24. In the ordinary way, therefore, the Minister would be obliged to put these matters to the applicant as a matter of fair procedures before reaching an adverse decision: see, e.g., the comments of Cooke J. in Jiad. Of course, it may be said - and this is the very essence of the Minister’s case - that the applicant must already have known from the terms of the information leaflet that the Minister would commission a Garda report prior to making any decision on the application. If the Gardaí were asked to report, then these incidents would inevitably have come to the Minister’s attention and that in such circumstances he cannot reasonably complain if the Minister relied on such information.

25. I am not unsympathetic to this argument. There is much to be said for the contention that it behoved an applicant to make advance disclosure of these incidents in making his application and to furnish a full explanation for them. Nevertheless, even if the applicant was put on notice by the information leaflet that a Garda report would be commissioned, the overall tenor of the statement was that this report would be confined to questions of a “criminal record or ongoing proceedings”. One cannot read the leaflet as unambiguously requiring an applicant to make advance disclosure of incidents requiring Garda attention, but which did not proceed further.

26. In these particular circumstances, objectively speaking, the applicant cannot be faulted on this account either for failing to deal in his application with the two incidents in question.
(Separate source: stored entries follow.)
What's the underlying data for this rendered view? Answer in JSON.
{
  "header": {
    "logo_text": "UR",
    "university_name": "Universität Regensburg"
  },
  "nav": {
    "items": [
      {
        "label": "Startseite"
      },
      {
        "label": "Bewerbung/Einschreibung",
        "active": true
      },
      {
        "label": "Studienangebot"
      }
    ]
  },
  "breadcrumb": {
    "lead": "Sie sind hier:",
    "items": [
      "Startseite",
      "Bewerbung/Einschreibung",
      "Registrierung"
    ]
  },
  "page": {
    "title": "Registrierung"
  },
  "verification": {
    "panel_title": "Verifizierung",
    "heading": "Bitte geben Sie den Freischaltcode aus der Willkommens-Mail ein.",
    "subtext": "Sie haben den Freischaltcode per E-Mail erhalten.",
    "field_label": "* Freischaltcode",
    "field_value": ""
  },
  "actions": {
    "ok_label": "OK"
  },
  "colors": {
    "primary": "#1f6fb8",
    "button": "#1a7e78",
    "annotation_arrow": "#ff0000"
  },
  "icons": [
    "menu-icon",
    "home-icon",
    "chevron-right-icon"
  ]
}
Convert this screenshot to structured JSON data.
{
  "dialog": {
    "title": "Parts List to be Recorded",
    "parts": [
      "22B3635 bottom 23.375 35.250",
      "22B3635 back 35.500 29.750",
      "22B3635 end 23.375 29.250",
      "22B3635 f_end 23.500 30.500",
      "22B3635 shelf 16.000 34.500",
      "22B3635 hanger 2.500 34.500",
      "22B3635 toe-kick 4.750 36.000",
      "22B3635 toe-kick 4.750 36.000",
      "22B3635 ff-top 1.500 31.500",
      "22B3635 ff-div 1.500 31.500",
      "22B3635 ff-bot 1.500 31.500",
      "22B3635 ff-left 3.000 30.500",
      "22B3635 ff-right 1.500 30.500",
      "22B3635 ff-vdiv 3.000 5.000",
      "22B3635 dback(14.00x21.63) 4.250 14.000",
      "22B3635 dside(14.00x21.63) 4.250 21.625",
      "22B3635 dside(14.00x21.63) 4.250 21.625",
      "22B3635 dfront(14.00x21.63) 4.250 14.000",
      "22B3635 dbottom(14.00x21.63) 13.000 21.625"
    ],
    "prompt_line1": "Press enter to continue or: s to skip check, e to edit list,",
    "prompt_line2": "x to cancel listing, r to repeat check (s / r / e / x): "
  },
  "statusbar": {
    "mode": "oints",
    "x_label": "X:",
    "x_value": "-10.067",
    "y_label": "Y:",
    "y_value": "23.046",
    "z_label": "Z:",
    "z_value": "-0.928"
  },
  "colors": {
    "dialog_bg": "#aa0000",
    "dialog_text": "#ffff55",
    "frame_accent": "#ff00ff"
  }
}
It followed, therefore, that if the Minister wished to reach a conclusion adverse to the applicant, he was obliged as a matter of fair procedures to put matters not involving a criminal record or pending civil or criminal proceedings to the applicant for his comments.

Conclusions
27. In conclusion, therefore, I feel coerced to quash the Minister’s decision on two separate grounds. First, there was no basis for the suggestion that the applicant had failed to make appropriate disclosure in the manner required by the actual language of paragraph 6.1 of form 8 and this ground cannot properly form the basis of an adverse conclusion. Second, the Minister inadvertently breached fair procedures in that in the special circumstances of this case he was obliged to bring the contents of the Garda report to the applicant’s attention.

28. In these circumstances, I further propose to remit the matter to the Minister for further consideration pursuant to the terms of O. 84, r. 26(4). I will further direct that the Minister should now write to the applicant inviting him to make submissions in writing in response to the Garda report. Given the delays which unfortunately have attended this application thus far - there was an interval of four years between the date of the application and the ultimate decision - it is to be expected that the Minister would take a fresh decision with all appropriate deliberation as quickly as possible once these further submissions have been received.